Волк почему-то обиделся:
– Если ты собираешься делать какие-то грязные намеки на моих мать с отцом, то знай, что настоящих своих родителей я не помню, как не помню ни места, в котором родился, ни корабля, на котором отправился в путь. Гудмунд подобрал меня в море пять лет назад, и с тех пор я не знаю отца заботливее, чем он, и не ведал брата лучше, чем тот, которого ты у меня отнял!
– Я понимаю твои чувства, – спокойно сказал русс. – Ты вправе требовать любую виру. Но знай, мне нужна не твоя жизнь, а жизнь твоего хозяина. Потому я не стану тебя убивать.
– Я вырву твое сердце и отнесу моему отцу, может быть, тогда у него поубавится морщин!
Волк скинул кожаную рубаху, русс сбросил алый плащ, и зрители, особенно женщины, не смогли сдержать восхищенный вздох. Противники не уступали друг другу ни ростом, ни шириной плеч, ни красотой сложения поджарых, мускулистых тел. Вот разве что кожа у Лютобора выглядела смуглее, да шрамов на ней было побольше.
Гудмундсон ударил первым. Он резко прыгнул вперед, метя противнику в грудь, но Лютобор отбил удар, уведя меч датчанина вниз, и сам, в свою очередь ударил наискось, слегка оцарапав викингу плечо. Начало было положено.

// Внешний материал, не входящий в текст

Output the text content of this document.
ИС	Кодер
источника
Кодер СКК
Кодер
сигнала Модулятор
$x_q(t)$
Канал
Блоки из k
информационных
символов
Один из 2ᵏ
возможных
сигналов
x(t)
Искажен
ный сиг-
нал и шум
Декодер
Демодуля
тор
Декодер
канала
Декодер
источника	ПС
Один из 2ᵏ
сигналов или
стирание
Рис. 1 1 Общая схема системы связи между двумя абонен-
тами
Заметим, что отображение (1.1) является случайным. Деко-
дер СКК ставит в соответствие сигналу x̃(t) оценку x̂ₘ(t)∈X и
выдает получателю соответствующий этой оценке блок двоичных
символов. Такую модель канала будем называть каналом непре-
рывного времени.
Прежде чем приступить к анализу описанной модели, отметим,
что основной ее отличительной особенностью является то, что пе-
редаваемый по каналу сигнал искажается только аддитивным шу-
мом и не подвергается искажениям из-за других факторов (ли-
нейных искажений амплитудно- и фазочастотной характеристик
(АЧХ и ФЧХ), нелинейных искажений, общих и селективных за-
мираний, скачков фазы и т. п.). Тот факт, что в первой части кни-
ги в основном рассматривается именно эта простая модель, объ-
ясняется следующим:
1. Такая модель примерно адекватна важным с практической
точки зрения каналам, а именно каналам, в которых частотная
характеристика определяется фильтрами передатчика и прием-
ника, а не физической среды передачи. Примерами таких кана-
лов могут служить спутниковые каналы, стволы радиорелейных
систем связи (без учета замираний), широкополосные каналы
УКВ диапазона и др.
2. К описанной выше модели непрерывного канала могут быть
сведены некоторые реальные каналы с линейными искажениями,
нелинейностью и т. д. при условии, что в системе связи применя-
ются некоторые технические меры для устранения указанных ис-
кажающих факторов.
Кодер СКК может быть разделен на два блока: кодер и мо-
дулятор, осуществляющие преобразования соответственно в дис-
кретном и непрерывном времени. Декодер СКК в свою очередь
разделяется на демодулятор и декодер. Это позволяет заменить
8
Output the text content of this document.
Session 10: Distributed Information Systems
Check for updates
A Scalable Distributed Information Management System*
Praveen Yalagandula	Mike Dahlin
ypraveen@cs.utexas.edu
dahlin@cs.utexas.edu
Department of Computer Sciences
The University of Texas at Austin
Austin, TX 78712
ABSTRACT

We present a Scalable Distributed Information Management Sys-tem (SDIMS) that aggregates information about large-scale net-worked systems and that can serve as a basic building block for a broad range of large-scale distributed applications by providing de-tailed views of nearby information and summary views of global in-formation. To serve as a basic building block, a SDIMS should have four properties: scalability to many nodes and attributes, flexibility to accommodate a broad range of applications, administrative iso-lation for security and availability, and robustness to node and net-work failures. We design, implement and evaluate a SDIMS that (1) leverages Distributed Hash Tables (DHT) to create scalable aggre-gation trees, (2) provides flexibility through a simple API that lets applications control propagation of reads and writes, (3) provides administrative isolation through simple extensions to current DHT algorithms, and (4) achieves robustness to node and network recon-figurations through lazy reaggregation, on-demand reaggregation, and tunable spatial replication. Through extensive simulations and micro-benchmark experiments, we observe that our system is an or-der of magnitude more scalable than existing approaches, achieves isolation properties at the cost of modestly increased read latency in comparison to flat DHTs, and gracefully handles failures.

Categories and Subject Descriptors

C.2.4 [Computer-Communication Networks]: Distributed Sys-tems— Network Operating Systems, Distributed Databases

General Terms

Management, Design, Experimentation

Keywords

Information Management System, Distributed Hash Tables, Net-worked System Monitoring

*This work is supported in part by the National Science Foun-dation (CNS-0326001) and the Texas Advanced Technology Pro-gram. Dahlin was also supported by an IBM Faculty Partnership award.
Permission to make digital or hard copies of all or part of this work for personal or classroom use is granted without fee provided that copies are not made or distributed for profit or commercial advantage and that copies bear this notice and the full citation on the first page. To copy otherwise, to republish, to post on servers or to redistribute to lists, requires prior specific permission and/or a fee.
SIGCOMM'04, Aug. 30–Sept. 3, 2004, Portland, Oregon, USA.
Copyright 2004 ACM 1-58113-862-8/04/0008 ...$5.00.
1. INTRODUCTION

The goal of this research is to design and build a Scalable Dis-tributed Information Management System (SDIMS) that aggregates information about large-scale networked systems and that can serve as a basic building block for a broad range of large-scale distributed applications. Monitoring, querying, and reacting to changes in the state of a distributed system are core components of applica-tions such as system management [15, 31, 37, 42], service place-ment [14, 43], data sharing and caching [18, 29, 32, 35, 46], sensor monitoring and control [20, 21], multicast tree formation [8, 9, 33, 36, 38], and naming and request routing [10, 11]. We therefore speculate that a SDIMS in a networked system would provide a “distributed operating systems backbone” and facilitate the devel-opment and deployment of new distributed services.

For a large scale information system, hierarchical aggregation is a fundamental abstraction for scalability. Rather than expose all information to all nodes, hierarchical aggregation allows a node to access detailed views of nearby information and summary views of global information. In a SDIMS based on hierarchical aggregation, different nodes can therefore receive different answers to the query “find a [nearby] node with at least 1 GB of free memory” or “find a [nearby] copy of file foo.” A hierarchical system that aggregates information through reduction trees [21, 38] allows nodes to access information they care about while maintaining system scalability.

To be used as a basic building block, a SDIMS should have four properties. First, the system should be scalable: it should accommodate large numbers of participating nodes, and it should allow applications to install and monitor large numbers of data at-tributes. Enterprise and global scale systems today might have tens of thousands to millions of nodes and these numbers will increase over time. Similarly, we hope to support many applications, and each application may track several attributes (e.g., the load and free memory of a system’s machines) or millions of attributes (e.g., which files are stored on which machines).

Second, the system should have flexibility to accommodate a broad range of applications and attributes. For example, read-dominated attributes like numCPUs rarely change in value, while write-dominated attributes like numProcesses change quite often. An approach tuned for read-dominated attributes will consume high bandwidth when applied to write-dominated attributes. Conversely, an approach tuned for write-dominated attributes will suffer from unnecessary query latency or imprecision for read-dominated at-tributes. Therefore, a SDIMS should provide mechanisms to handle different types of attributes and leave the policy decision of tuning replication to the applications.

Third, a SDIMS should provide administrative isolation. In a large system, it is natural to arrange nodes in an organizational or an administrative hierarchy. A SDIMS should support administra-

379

Вслед за первыми двумя поединщики обрушили друг на друга целый шквал ударов. Тяжелые мечи пушинками взлетали в воздух, и с душераздирающим скрежетом и звоном встречалась со сталью сталь. Испуганные и восхищенные зрители едва успевали дух переводить, и у многих начинали слезиться глаза, так как они боялись моргнуть, чтобы не упустить чего-то интересного. И двигались в такт движениям сражающихся плечи у новгородцев и датчан: боярские ватажники и гудмундовы хирдманы изо всех сил «помогали» своим бойцам.